One approach to a cyclical test that is as realistic as possible is to subject components with defined previous damage to a test. For this purpose, the worst of all possible components is produced and then tested. If this component still offers sufficient safety in use, a reliable assessment of its safety can be carried out on the basis of just one test.

If you want to learn more about cyclic tests in mechanical material and component testing, take a look at the article on fatigue tests.

GOM Wöhler fatigue test

What do modern methods for material and component testing look like?

Thanks to a high level of automation, modern material and component testing is increasingly approaching the ideal of seamless, comprehensive testing. Optical methods such as computed tomography, an X-ray method, are particularly suitable here. On the one hand, the required test systems can be integrated into a production line, and on the other, internal defects and geometries can also be reliably tested. The digital detectors currently in use allow data to be generated in real time and evaluated automatically. In industry, in particular, extremely large amounts of data are generated during a test process, which humans can barely evaluate, or not at all. AI (Artificial Intelligence) is therefore increasingly being used. AI makes software "capable of learning": The more components or materials the AI analyzes, the more precisely the subsequent assessment is carried out with regard to error tolerances.

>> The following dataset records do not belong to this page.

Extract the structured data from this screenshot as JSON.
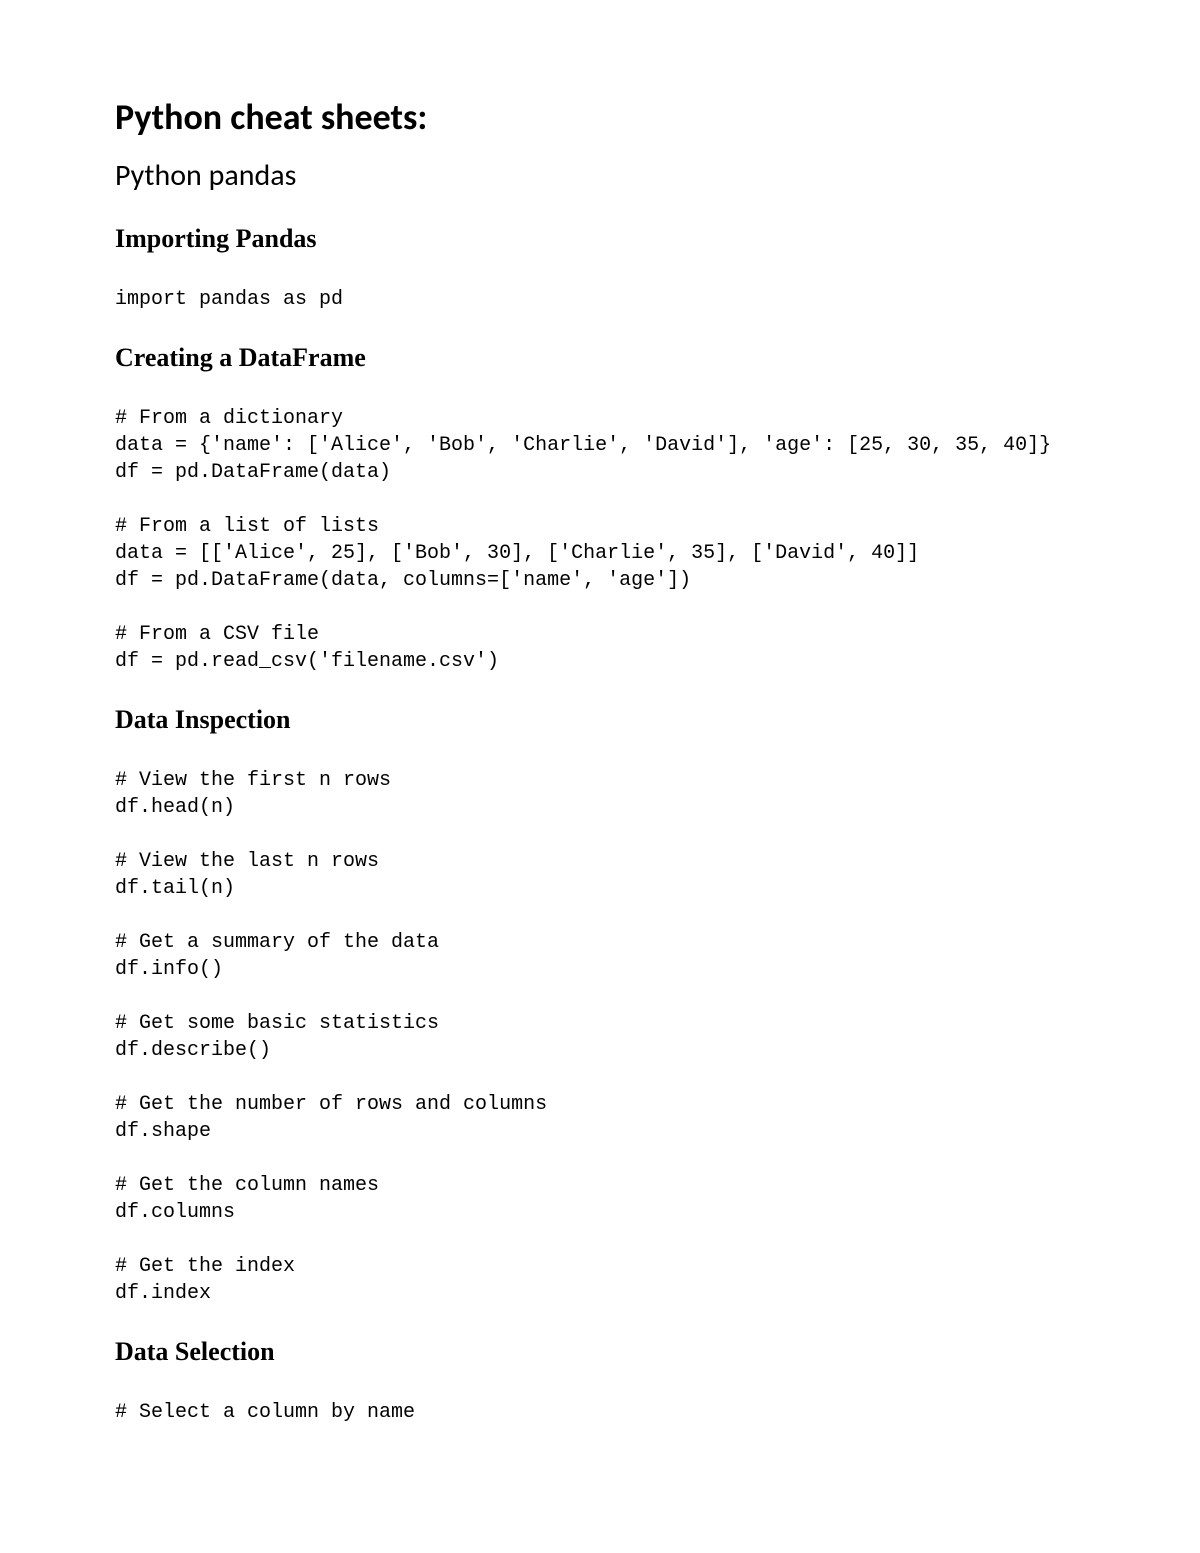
{
  "title": "Python cheat sheets:",
  "subtitle": "Python pandas",
  "sections": [
    {
      "heading": "Importing Pandas",
      "code": "import pandas as pd"
    },
    {
      "heading": "Creating a DataFrame",
      "code": "# From a dictionary\ndata = {'name': ['Alice', 'Bob', 'Charlie', 'David'], 'age': [25, 30, 35, 40]}\ndf = pd.DataFrame(data)\n\n# From a list of lists\ndata = [['Alice', 25], ['Bob', 30], ['Charlie', 35], ['David', 40]]\ndf = pd.DataFrame(data, columns=['name', 'age'])\n\n# From a CSV file\ndf = pd.read_csv('filename.csv')"
    },
    {
      "heading": "Data Inspection",
      "code": "# View the first n rows\ndf.head(n)\n\n# View the last n rows\ndf.tail(n)\n\n# Get a summary of the data\ndf.info()\n\n# Get some basic statistics\ndf.describe()\n\n# Get the number of rows and columns\ndf.shape\n\n# Get the column names\ndf.columns\n\n# Get the index\ndf.index"
    },
    {
      "heading": "Data Selection",
      "code": "# Select a column by name"
    }
  ]
}
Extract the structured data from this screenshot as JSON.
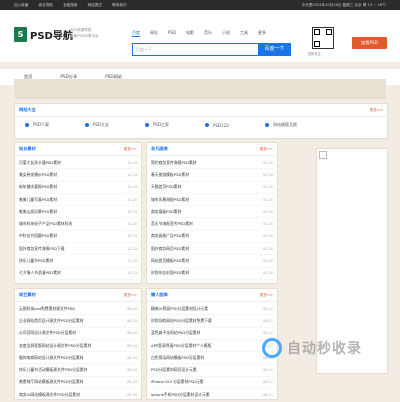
{
  "topbar": {
    "links": [
      "加入收藏",
      "综合导航",
      "全能搜索",
      "网站提交",
      "联系我们"
    ],
    "date": "今天是2024年10月16日  星期三  北京  晴 13 ~ 18℃"
  },
  "header": {
    "logo_mark": "S",
    "logo_text": "PSD导航",
    "slogan_line1": "PSD资源导航",
    "slogan_line2": "最新PSD分享平台",
    "search_tabs": [
      "百度",
      "网址",
      "PSD",
      "电影",
      "音乐",
      "小说",
      "工具",
      "更多"
    ],
    "search_placeholder": "百度一下",
    "search_button": "百度一下",
    "qr_caption": "扫码关注",
    "add_button": "加我PSD"
  },
  "nav": {
    "items": [
      "首页",
      "PSD分享",
      "PSD网站"
    ]
  },
  "site_box": {
    "title": "网站大全",
    "more": "更多>>",
    "tags": [
      "PSD下载",
      "PSD大全",
      "PSD之家",
      "PSD123",
      "网站模版互换"
    ]
  },
  "lists": [
    {
      "title": "站长素材",
      "items": [
        {
          "t": "可爱小女孩卡通PSD素材",
          "d": "12-23"
        },
        {
          "t": "美女卷发婚纱PSD素材",
          "d": "12-23"
        },
        {
          "t": "新年婚庆喜报PSD素材",
          "d": "12-23"
        },
        {
          "t": "唯美儿童写真PSD素材",
          "d": "12-23"
        },
        {
          "t": "唯美山居风景PSD素材",
          "d": "12-23"
        },
        {
          "t": "城市科技电子产品PSD素材科技",
          "d": "12-23"
        },
        {
          "t": "中秋佳节团圆PSD素材",
          "d": "12-23"
        },
        {
          "t": "国外商务宣传海报PSD下载",
          "d": "12-23"
        },
        {
          "t": "快乐儿童节PSD素材",
          "d": "12-23"
        },
        {
          "t": "七夕情人节浪漫PSD素材",
          "d": "12-23"
        }
      ]
    },
    {
      "title": "非凡图库",
      "items": [
        {
          "t": "简约商务宣传海报PSD素材",
          "d": "03-30"
        },
        {
          "t": "春天旅游模板PSD素材",
          "d": "03-30"
        },
        {
          "t": "天猫首页PSD素材",
          "d": "03-30"
        },
        {
          "t": "城市风景海报PSD素材",
          "d": "03-30"
        },
        {
          "t": "商务展板PSD素材",
          "d": "03-30"
        },
        {
          "t": "音乐节海报宣传PSD素材",
          "d": "03-30"
        },
        {
          "t": "商务画册广告PSD素材",
          "d": "03-30"
        },
        {
          "t": "国外商务网页PSD素材",
          "d": "03-30"
        },
        {
          "t": "网站首页模板PSD素材",
          "d": "03-30"
        },
        {
          "t": "时尚杂志封面PSD素材",
          "d": "03-30"
        }
      ]
    },
    {
      "title": "纯艺素材",
      "items": [
        {
          "t": "云图科技psd免费素材源文件PSD",
          "d": "06-24"
        },
        {
          "t": "企业网站首页设计源文件PSD分层素材",
          "d": "06-24"
        },
        {
          "t": "公司官网设计源文件PSD分层素材",
          "d": "06-24"
        },
        {
          "t": "态度全屏宽版网站设计源文件PSD分层素材",
          "d": "06-24"
        },
        {
          "t": "服饰电商网站设计源文件PSD分层素材",
          "d": "06-24"
        },
        {
          "t": "快乐儿童节活动模板源文件PSD分层素材",
          "d": "06-24"
        },
        {
          "t": "美食餐厅网站模板源文件PSD分层素材",
          "d": "06-24"
        },
        {
          "t": "商务UI网站模板源文件PSD分层素材",
          "d": "06-24"
        }
      ]
    },
    {
      "title": "懒人图库",
      "items": [
        {
          "t": "精美UI界面PSD分层素材设计元素",
          "d": "06-11"
        },
        {
          "t": "时尚导航网站PSD分层素材免费下载",
          "d": "06-11"
        },
        {
          "t": "蓝色扁平化网站PSD分层素材",
          "d": "06-11"
        },
        {
          "t": "APP登录界面PSD分层素材个人模版",
          "d": "06-11"
        },
        {
          "t": "白色简洁网站模板PSD分层素材",
          "d": "06-11"
        },
        {
          "t": "PSD分层素材网页设计元素",
          "d": "06-11"
        },
        {
          "t": "iPhone GUI 分层素材PSD元素",
          "d": "06-11"
        },
        {
          "t": "iphone手机PSD分层素材设计元素",
          "d": "06-11"
        }
      ]
    }
  ],
  "watermark": "自动秒收录",
  "colors": {
    "accent": "#1a73e8",
    "brand": "#1c7a4b",
    "orange": "#e05a2b",
    "bg": "#f3ece3"
  }
}
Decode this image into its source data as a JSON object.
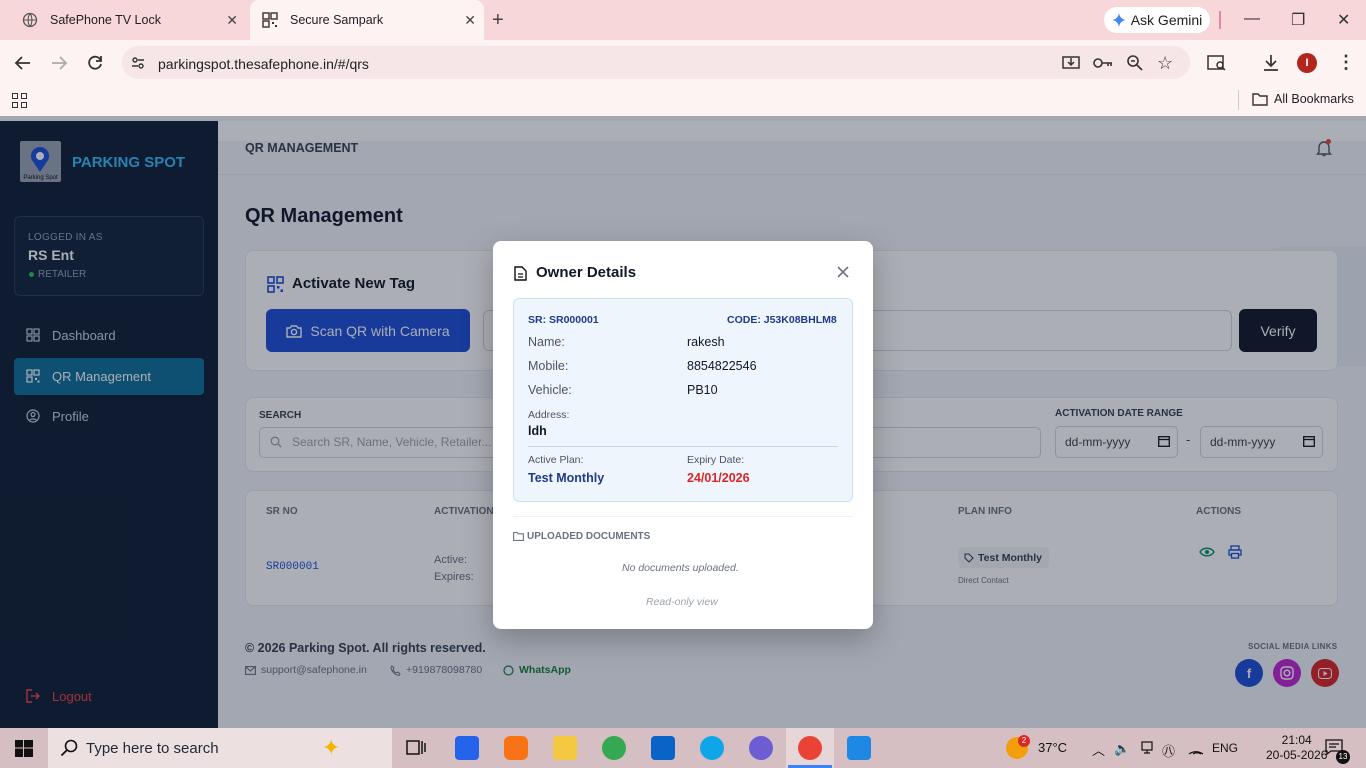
{
  "browser": {
    "tabs": [
      {
        "label": "SafePhone TV Lock"
      },
      {
        "label": "Secure Sampark"
      }
    ],
    "url": "parkingspot.thesafephone.in/#/qrs",
    "gemini_label": "Ask Gemini",
    "bookmarks_label": "All Bookmarks"
  },
  "sidebar": {
    "brand": "PARKING SPOT",
    "logo_text": "Parking Spot",
    "logged_in_label": "LOGGED IN AS",
    "user_name": "RS Ent",
    "role": "RETAILER",
    "items": [
      {
        "label": "Dashboard"
      },
      {
        "label": "QR Management"
      },
      {
        "label": "Profile"
      }
    ],
    "logout": "Logout"
  },
  "header": {
    "section": "QR MANAGEMENT"
  },
  "main": {
    "title": "QR Management",
    "activate": {
      "title": "Activate New Tag",
      "scan_label": "Scan QR with Camera",
      "verify_label": "Verify"
    },
    "filters": {
      "search_label": "SEARCH",
      "search_placeholder": "Search SR, Name, Vehicle, Retailer...",
      "date_label": "ACTIVATION DATE RANGE",
      "date_from": "dd-mm-yyyy",
      "date_sep": "-",
      "date_to": "dd-mm-yyyy"
    },
    "table": {
      "headers": [
        "SR NO",
        "ACTIVATION",
        "PLAN INFO",
        "ACTIONS"
      ],
      "row": {
        "sr": "SR000001",
        "active_label": "Active:",
        "expires_label": "Expires:",
        "plan": "Test Monthly",
        "plan_sub": "Direct Contact"
      }
    }
  },
  "footer": {
    "copyright": "© 2026 Parking Spot. All rights reserved.",
    "email": "support@safephone.in",
    "phone": "+919878098780",
    "whatsapp": "WhatsApp",
    "social_label": "SOCIAL MEDIA LINKS"
  },
  "modal": {
    "title": "Owner Details",
    "sr": "SR: SR000001",
    "code": "CODE: J53K08BHLM8",
    "fields": [
      {
        "label": "Name:",
        "value": "rakesh"
      },
      {
        "label": "Mobile:",
        "value": "8854822546"
      },
      {
        "label": "Vehicle:",
        "value": "PB10"
      }
    ],
    "address_label": "Address:",
    "address_value": "ldh",
    "plan_label": "Active Plan:",
    "plan_value": "Test Monthly",
    "expiry_label": "Expiry Date:",
    "expiry_value": "24/01/2026",
    "docs_label": "UPLOADED DOCUMENTS",
    "no_docs": "No documents uploaded.",
    "readonly": "Read-only view"
  },
  "taskbar": {
    "search_placeholder": "Type here to search",
    "temperature": "37°C",
    "language": "ENG",
    "time": "21:04",
    "date": "20-05-2026",
    "weather_badge": "2",
    "notifications": "13"
  },
  "colors": {
    "sidebar_bg": "#0f1e33",
    "brand": "#38bdf8",
    "primary": "#1d4ed8",
    "active_nav": "#0e6f98",
    "expiry": "#dc2626",
    "tabbar": "#f8d7da"
  }
}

Computed tomography in component testing has another major advantage: It not only makes it possible to measure components three-dimensionally, but also to reconstruct the components in a digital environment. This creates a "digital twin” to carry out a real-time test within the production line.

What size does the component or sample have to be?

Typically, test samples for mechanical material tests are standardized with regards to their geometry and size in norm documents. To ensure that material parameters that have been determined under standardized conditions can be transferred to the actual test process, different size influences must be taken into account when designing the component or the sample. The following are relevant regarding the influences of size:

  • Geometric influence of size
  • Statistical influence of size
  • Technological influence of size
  • Surface influence of size

Corresponding correction factors must be taken into account in the design so that a component test does not output incorrect values. Alternatively, a lower limit value can also be determined, because the statistical influence of size increases with the increasing probability of breakage. On the so-called zero break line, the influence of size disappears when the probability is zero. 
When it comes to samples, size also plays a key role. The smaller a sample is, the more the material behavior changes in the direction of the behavior of individual atoms or molecules. In some cases, this effect has a strong influence on constants such as the melting temperature or the specific resistance.